THE RIVERS OF WAR – snippet 37:

    CHAPTER 16 June 18, 1814

    Tiana and her companions left the island before daybreak, hoping to elude the Chickasaws altogether. If they pushed hard, they’d be safe by midafternoon, and they could make it to Ross Landing by nightfall. The area around Chatanuga was not one any hostile Chickasaws would venture near.

    Her brother James predicted that the maneuver wouldn’t work, and it didn’t take long to find out that he was right. Just as the sun was coming up, they saw two canoes coming upriver toward them. Even at a distance, they could see that the canoes were packed with painted warriors.

    “Chickasaws, sure enough,” James said, reading the colors on the distant faces. That was enough, even if he couldn’t see the specific patterns yet. He swiveled and studied the river behind them.

    “Go back?” asked his brother. “Or go ashore?”

    “Neither, I think. There’s at least one canoe back there, although I can barely see it.” His eyes quickly scanned both riverbanks. “And they’ve probably got warriors in the woods, too.”

    The canoe bearing John Ross, Sequoyah, and Nancy Ward drew alongside.

    “What should we do?” asked Ross. The question was asked flatly and calmly. Technically, it could be argued that Ross was in charge of the expedition. But the young man was self-confident enough to know that James Rogers would have a better idea what to do than he would.

    “Go at them directly. That’ll keep the numbers closer to even. And they’ll have the sun in their eyes, this time of day. If we can get past them, they’ll never catch us.”

    His brother John winced. “True—if we get past them. They’ve got five men on each of those canoes, to match against our total of five.”

    Seeing that Nancy Ward was giving him a cold look, he hastily added: “Six, I mean.”

    Ward snorted, and drew a pistol from under her wrap. The Spanish-made weapon looked even older than she did. “I knew how to use this before your grandfather was born.”

    She wasn’t bragging, either. Nancy Ward had earned the title of War Woman among the Cherokee following the battle of Taliwa, against the Creeks, sixty years ago. After her husband Kingfisher had been killed, Nancy had picked up his gun and led the final charge that drove the enemy off. She’d been eighteen years old, at the time.

    “Does everyone have a gun?” asked Ross. The question was really aimed at Tiana. He already knew that the four men in the party did.

    “No,” she replied. “Just this.” She unlaced a small parcel at her feet and drew out a knife.

    James shook his head. “Actually, she does have a gun. Or will have”—he pointed into the other boat—“after you lend her your rifle.”

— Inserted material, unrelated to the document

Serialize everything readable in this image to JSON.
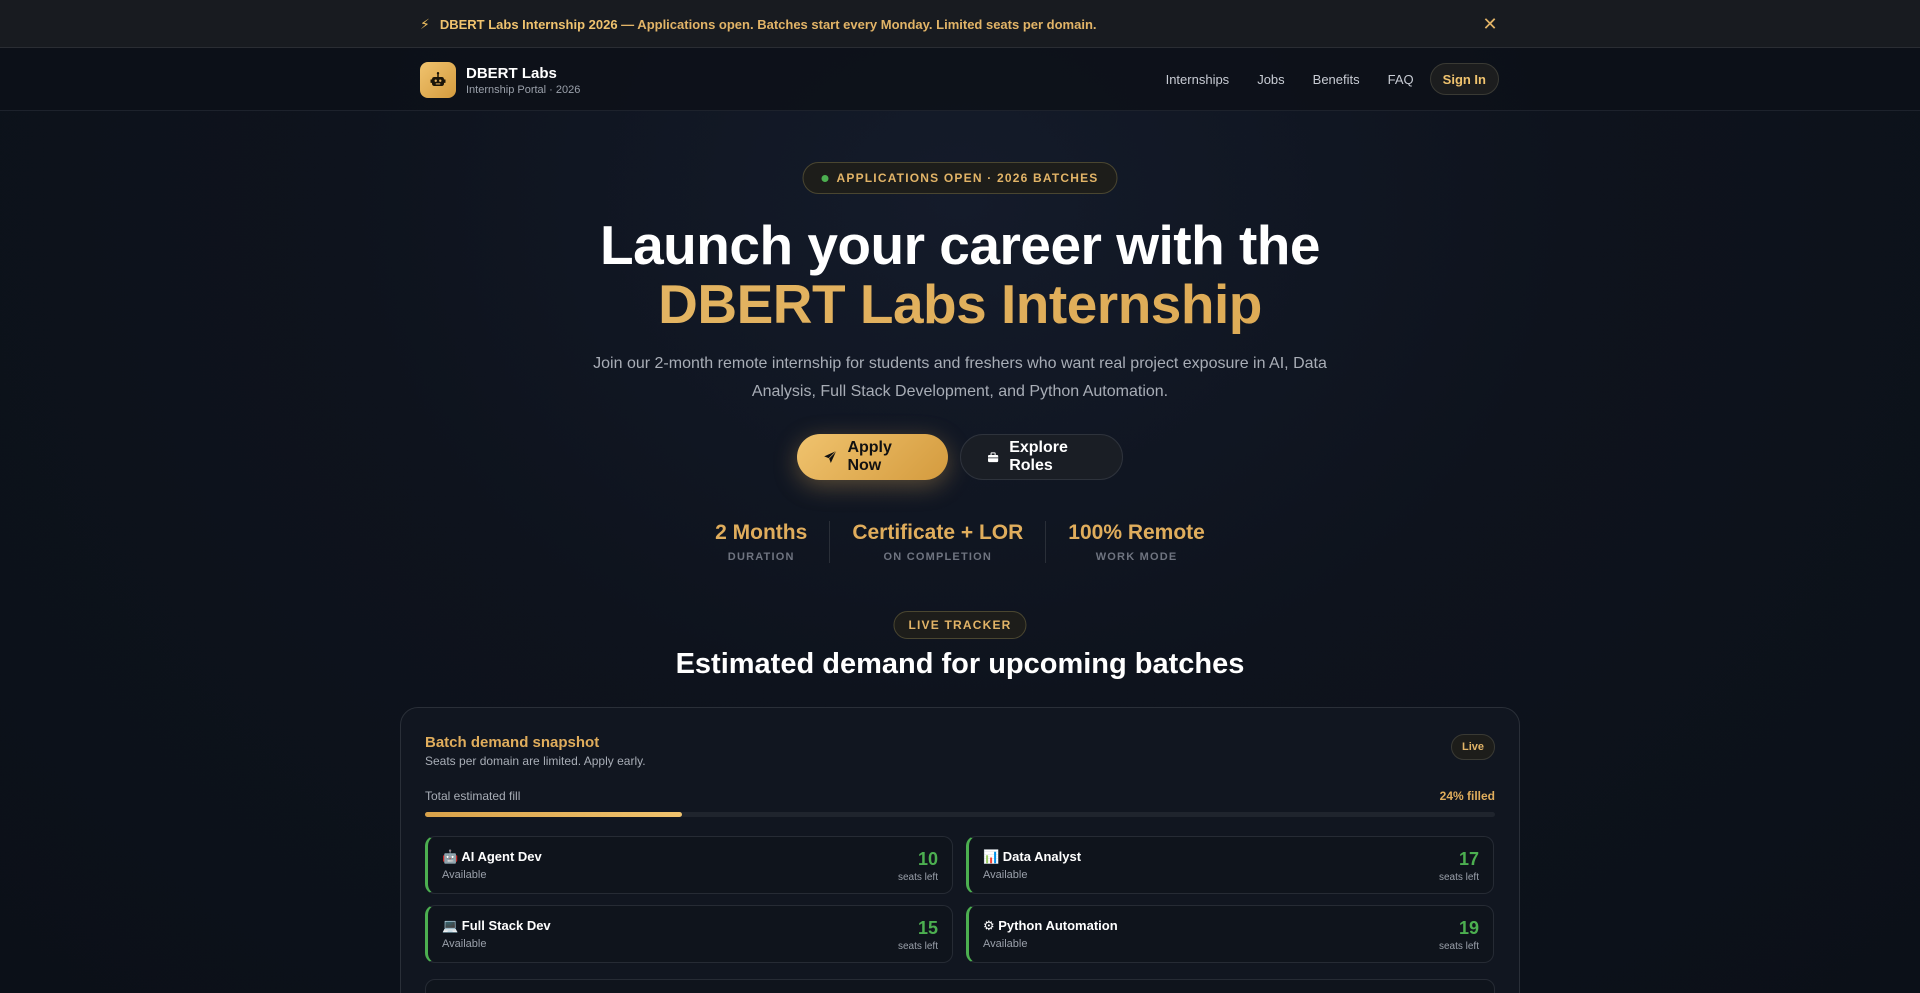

    Ross stared down at the weapon in question. It was a very expensive-looking rifled musket. The kind of hunting weapon that only a rich family like the Rosses could afford.


    “Don’t be stupid,” James said curtly. He bent down, lifted his own musket, and passed it forward to his brother John. “We’ve got three long guns. Sequoyah’s got one of them, and he’s a good shot. I’m giving mine to my brother, because John’s a better shot than I am. And our sister is a better shot with a rifle or musket than either one of us. Probably with a pistol, too.”

    He flashed her a grin. “But I can still outwrestle her. So can John. Although neither one of us has tried in a while. Too risky, with her temper.”

    After a moment, Ross’s face got that easy, relaxed smile Tiana had come to recognize in the days since she’d met him. He really was a very self-assured young man.

    She decided that she liked him. It was too bad that he was already married, to a woman named Quatie. He’d probably make a better husband than Sam Houston, even if he wasn’t as handsome.

    Ross handed the rifle to her across the little distance separating the canoes. “I probably couldn’t hit anything with it until we got close. And if I understand the plan right, we’re going to keep as much distance as we can.”

    He cocked an eye at James. Tiana’s brother smiled blandly.

    “We’ll go straight at the Chickasaw canoes until we get within musket range. Then we’ll veer off and try to pass them on the southern side.”

    “Shooting all the way,” his brother muttered. “As great war plans go, this one isn’t going to be remembered.”

    “Best I could come up with.” James hefted his paddle and began stroking again.

    “We’ll lead. You follow,” he said to Ross and Sequoyah. Ross was in the rear of their canoe, Sequoyah in the bow. He’d stop paddling once they got near enough, then use his musket. In the middle, Nancy Ward had her pistol resting in her lap.

    Tiana, also in the middle of her canoe, admired her newly acquired rifle. It was a beautiful-looking thing.

    “I don’t like Chickasaws,” she pronounced.

    “Who does?” said James, from behind her. “And when did you ever meet any Chickasaws?”

    “This is the first time. I’m a good judge of character.”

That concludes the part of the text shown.